Certo, se l’analista non sapesse fare ciò, potrebbe fare danni. Freud sa benissimo “come
difficilmente gli uomini non abusino del potere che è stato loro concesso.
“Non bisogna dimenticare che la relazione analitica è fondata sull’amore per la verità, ovverossia
sul riconoscimento della realtà, e che essa esclude ogni finzione e inganno”. Il rapporto
psicoanalitico è un rapporto tra due soggetti, e pertanto il riconoscimento dell’altro non potrà
assolutamente avvenire nella neutralità, nella finta benevolenza; riconoscere il desiderio dell’altro
implica addentrarsi, approfondirlo e correre il rischio della condivisione.
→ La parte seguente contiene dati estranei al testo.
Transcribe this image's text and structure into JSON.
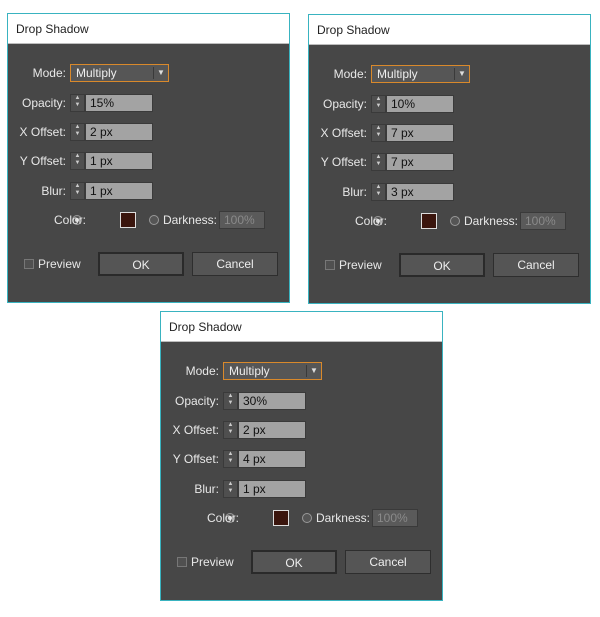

L’ascolto sarà fruttuoso
solo se correrà questo rischio, al di là del protocollo teorico.
La fine dell’analisi sarà, quindi, il momento in cui il paziente non avrà neutralizzato i propri
sintomi, avendo livellato “ le specifiche particolarità individuali a favore di una schematica
“normalità”, ma sarà in grado di gestire le proprie passioni e i propri conflitti interni.
Se, da parte dell’analista, l’obiettivo sarà quello di far sì che il paziente possa prendesi cura di se
stesso, da parte del paziente sarà quella di liberarsi dall’assoggettamento al sintomo,
togliendone la dipendenza che lo fa soffrire. Tolta la dipendenza la cura potrà dirsi finita.
“La fine dell’analisi è a mio avviso, una faccenda che riguarda la prassi”.